Снова старик на память называл цифры, я 'еле успевал гонять костяшки.
— Приплюсуй женок, ребятишек. У кого и родители-перестарки, не работают, зато жрать подай. Кругло взять, тысчонки три с гаком наберется, верно? Клади три с половиной! — Крестный, приосанившись, огладил бороду. — Людишек-то… Тыщи! Мы, стало быть, жили и другим жить давали — опора, становой хребет державы. Ты, Сережка, земляка-сольвычегодца Строганова вспомни — царя деньжатами ссужал. Кузьма Минин Русь спас. А про Третьякова слыхал? В Москве картинную галерею завел. Алексеев, он же Станиславский, целый театр основал. Мамонтов, строитель Вологодской железной дороги, — искусствам первый покровитель. Мы… все, мы — купцы, промышленники! Я тож не отставал, тебя за уши из навоза в люди волоку — получай образование. И тебя, и…
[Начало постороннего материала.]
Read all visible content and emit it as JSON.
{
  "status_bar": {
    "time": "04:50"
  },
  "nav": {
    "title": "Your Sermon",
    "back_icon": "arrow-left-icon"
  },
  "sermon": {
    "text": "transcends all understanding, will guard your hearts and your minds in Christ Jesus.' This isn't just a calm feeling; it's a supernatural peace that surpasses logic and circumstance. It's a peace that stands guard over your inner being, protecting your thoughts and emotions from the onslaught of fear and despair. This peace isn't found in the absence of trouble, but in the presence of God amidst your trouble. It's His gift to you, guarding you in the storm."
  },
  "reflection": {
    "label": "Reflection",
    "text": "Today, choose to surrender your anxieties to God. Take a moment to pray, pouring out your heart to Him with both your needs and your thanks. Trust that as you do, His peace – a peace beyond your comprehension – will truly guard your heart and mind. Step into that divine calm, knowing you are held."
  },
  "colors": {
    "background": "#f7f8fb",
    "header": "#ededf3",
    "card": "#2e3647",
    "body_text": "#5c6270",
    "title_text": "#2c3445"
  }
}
Сорвав с головы полотенце, он гаркнул, раздувая жилы на шее:
— Виринея, давай сюда, жених прийти изволили!
Я помертвел. Сейчас неслышно возникнет на пороге забитое серенькое существо — потупленные глазки, ручки, смиренно спрятанные под передником. Хохоча зычно, крестный станет выспрашивать, готово ли у невесты приданое…
— Виринея! — гаркнул старик громче. Плюнул на пол и затряс бородой. — Никого. Разбежались, не дозовешься дармоедов. Ох, голова моя бедная… А сколь у тебя вышло, бухгалтерия? Поделил?